Enseigner a de tels élèves est un défi de tous les instants, on doit prendre sur soi, éviter les mots de trop et les accès de colère…Bien difficile quand la violence, l’irrespect feint et les grossieretés sont au coeur des séances… En tant que pédagogue(mais ici, avec un fort rôle éducateur), tu ronges ton frein et tu réfléchis à la manière pour… Contourner? Être frontal? Être doux, rude, autoritaire? Pas de recette magique mais surtout rien de pérenne… Se divsifier et être doué d’imagination est le maitre mot pour les faire travailler et se faire respecter…
Dans l’ensemble, bien qu’épuisée par mes journées, et surtout sans formation appropriée, je pense m’en sortir plutôt bien. Mon cerveau, la bas, est en constante ébullition…rebondir, imaginer, créer, anticiper, parlementer, écouter, analyser…Je sortirai grandie d’une expérience si riche et si intense…
Mon avis sur la chose est qu’enseigner dans un tel endroit n’est pas trop compatible avec le fait d’être une jeune maman… Je veux dire, mère de deux petits, petits qui le soir , le week end, monopolisent constamment l’attention et l’énergie. Car le peu d’énergie et de patience qui reste après ces longues journée s’étiole quelque peu(beaucoup) et je constate avec tristesse que je ne tolère plus rien de mes propres petits…
Et pourtant, quel plaisir et quelle joie je ressens quand je constate qu’une compétence est enfin en cours d’acquisition, que le message passe, que le lien se crée…mes élèves,qui ne sont d’ailleurs les miens qu’à mi-temps, suppléant une maitresse. C’est souvent avec une once de plaisir et de satisfaction, que je constate qu’ils trainent dans la classe après l’heure ou reviennent pour une raison « bidon »… Le lien est établi…et ca fait plaisir.

si j’étais ta maman…

Tout ce petit laius plus haut pour en venir à cette histoire…
Dans ma classe, j’ai un élève en manque intense de maman. Sa maman est bel est bien vivante, si tu te poses la question. Ce manque de maternite est tellement omniprésent pour cet enfant qu’il est incapable de rentrer autant que faire ce peu dans un statut d’élève. Tous les prétextes sont bons pour provoquer la confrontation aux autres et à l’adulte référent.Il invente des manoeuvs d’évitement de la classe en provoquant le clash de manière quasi sytématique. La collectivité et le rapport aux autres semble être une véritable épreuve et souffrance…Du coup, c’est non sans dépit que je suis obligee de l’écarter à chaque fois…
Pourtant, quand nous le prenons à part, tout seul, c’est un enfant qui semble très sensible(trop?) , surtout très intelligent et capable d’apprentissages…Seulement voilà , seul…c’est infaisable.
Sur une semaine, il a été capable de se tempérer et de maitriser ses pulsions…une demi journée…il était si fier… « tu as vu maitresse, c’était bien ce matin, j’ai bien travaillé »…pour retourner dans ses travers l’après-midi même et encore plus le lendemain.

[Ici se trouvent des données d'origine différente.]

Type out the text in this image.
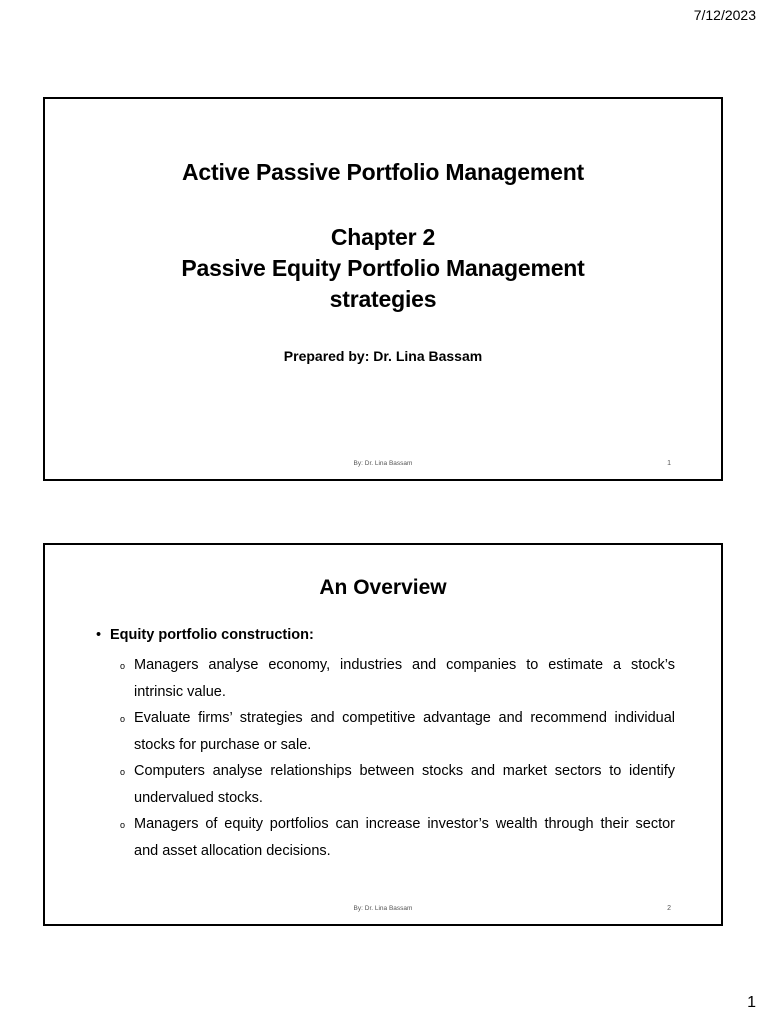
7/12/2023
Active Passive Portfolio Management
Chapter 2
Passive Equity Portfolio Management
strategies
Prepared by: Dr. Lina Bassam
By: Dr. Lina Bassam	1
An Overview
• Equity portfolio construction:
o Managers analyse economy, industries and companies to estimate a stock’s intrinsic value.
o Evaluate firms’ strategies and competitive advantage and recommend individual stocks for purchase or sale.
o Computers analyse relationships between stocks and market sectors to identify undervalued stocks.
o Managers of equity portfolios can increase investor’s wealth through their sector and asset allocation decisions.
By: Dr. Lina Bassam	2
1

Nous discutons beaucoup avec lui…Nous lui accordons du temps, une marge de manoeuvre…
Mais tout revient au même sujet…maman…

Je n’étalerai pas les phrases dites par l’enfant à ce sujet…c’est trop douloureux de se dire qu’à même pas 10 ans, on puisse penser et imaginer de telles choses…mais surtout vivre de tels manques…
Maman, dans ses propos, c’est le maitre mot, sa douleur…

Hier,dans un accès de colère, des mots ont presque franchi la barriere de mes lèvres…que j’aurais regretés aussitôt prononcés…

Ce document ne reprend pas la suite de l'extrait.